En cambio, pudo haber sido la frase sentida, a los 18 años, en un café universitario de Rosario, una frase que obligaba (oh, maravillosa emulación) a ir corriendo a comprar en secreto el autor desconocido: 'Es increíble, a esta facultad llega gente que no sabe quién es Saussure'. O Spitzer, Auerbach, Lúkacs y Blanchot; o Camus, que complacía sospechosamente a la revista Sur; o Sartre, fulgurante e irremplazable, ese Sartre crepuscular y fatigado de los sesenta. O Barthes, que supuso la inapelable necesidad de la teoría. O la revista Setecientos Monos. O, en 1969, la crítica de una novela hoy clásica: Cicatrices, del gran Juan José Saer. Según sus comentadores, Saer enseñaba cómo girar sobre Rayuela y abandonar su órbita. Aprendí a poner en relación -y a separar- Cicatrices y Rayuela leyendo a los comentadores; aprendí, por tanto, a leer leyendo a los críticos.

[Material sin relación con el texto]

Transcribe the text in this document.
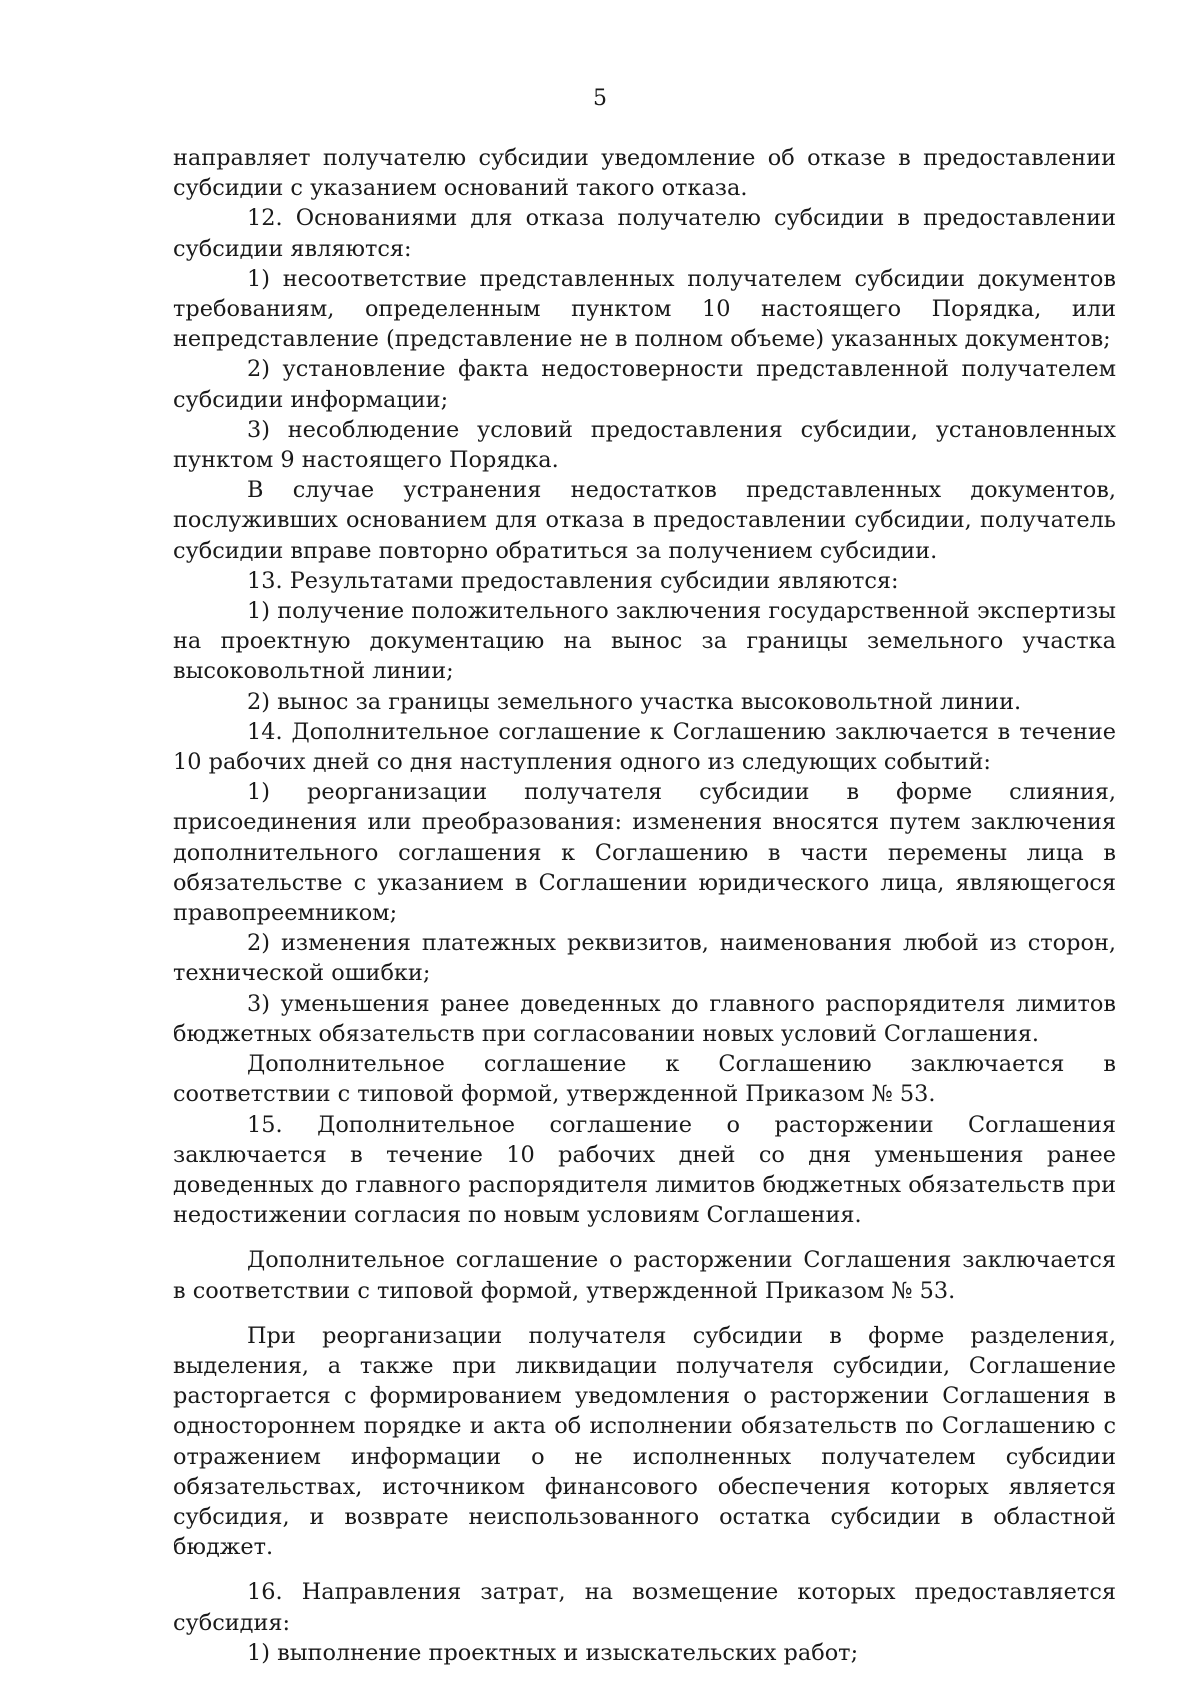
5

направляет получателю субсидии уведомление об отказе в предоставлении субсидии с указанием оснований такого отказа.

12. Основаниями для отказа получателю субсидии в предоставлении субсидии являются:

1) несоответствие представленных получателем субсидии документов требованиям, определенным пунктом 10 настоящего Порядка, или непредставление (представление не в полном объеме) указанных документов;

2) установление факта недостоверности представленной получателем субсидии информации;

3) несоблюдение условий предоставления субсидии, установленных пунктом 9 настоящего Порядка.

В случае устранения недостатков представленных документов, послуживших основанием для отказа в предоставлении субсидии, получатель субсидии вправе повторно обратиться за получением субсидии.

13. Результатами предоставления субсидии являются:

1) получение положительного заключения государственной экспертизы на проектную документацию на вынос за границы земельного участка высоковольтной линии;

2) вынос за границы земельного участка высоковольтной линии.

14. Дополнительное соглашение к Соглашению заключается в течение 10 рабочих дней со дня наступления одного из следующих событий:

1) реорганизации получателя субсидии в форме слияния, присоединения или преобразования: изменения вносятся путем заключения дополнительного соглашения к Соглашению в части перемены лица в обязательстве с указанием в Соглашении юридического лица, являющегося правопреемником;

2) изменения платежных реквизитов, наименования любой из сторон, технической ошибки;

3) уменьшения ранее доведенных до главного распорядителя лимитов бюджетных обязательств при согласовании новых условий Соглашения.

Дополнительное соглашение к Соглашению заключается в соответствии с типовой формой, утвержденной Приказом № 53.

15. Дополнительное соглашение о расторжении Соглашения заключается в течение 10 рабочих дней со дня уменьшения ранее доведенных до главного распорядителя лимитов бюджетных обязательств при недостижении согласия по новым условиям Соглашения.

Дополнительное соглашение о расторжении Соглашения заключается в соответствии с типовой формой, утвержденной Приказом № 53.

При реорганизации получателя субсидии в форме разделения, выделения, а также при ликвидации получателя субсидии, Соглашение расторгается с формированием уведомления о расторжении Соглашения в одностороннем порядке и акта об исполнении обязательств по Соглашению с отражением информации о не исполненных получателем субсидии обязательствах, источником финансового обеспечения которых является субсидия, и возврате неиспользованного остатка субсидии в областной бюджет.

16. Направления затрат, на возмещение которых предоставляется субсидия:

1) выполнение проектных и изыскательских работ;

Desde un sitial ahora vacío, aunque siempre añorado, escribió en 1932 Alfonso Reyes: 'El goce de la lectura se define, como todos, por el recuerdo, cómputo definitivo de los bienes acumulados'. 'Cómputo definitivo de los bienes acumulados' es una buena definición de la tradición literaria, de lo que actualmente llamamos canon. Pero lo definitivo es inamovible; el recuerdo puede enumerarlo, no modificarlo. Por eso no hay que satisfacerse con la evocación de las lecturas infantiles y desconfiar de la nostalgia del cómputo definitivo de cualquier goce; por definitivo, extinguido, como la inocencia. Mejor reivindicar lo que viene después: la literatura secundaria, la multiplicada intermediación, el microscópico repliegue del verso o de la sentencia. Lo que importa es llegar a la lectura no hecha, la que supone todas las pretéritas y, al mismo tiempo, quiere anularlas. Y ése es el campo de la crítica, doble molesto, andrajoso, un poco ridículo, pero vivo, del 'cómputo definitivo de los bienes acumulados'.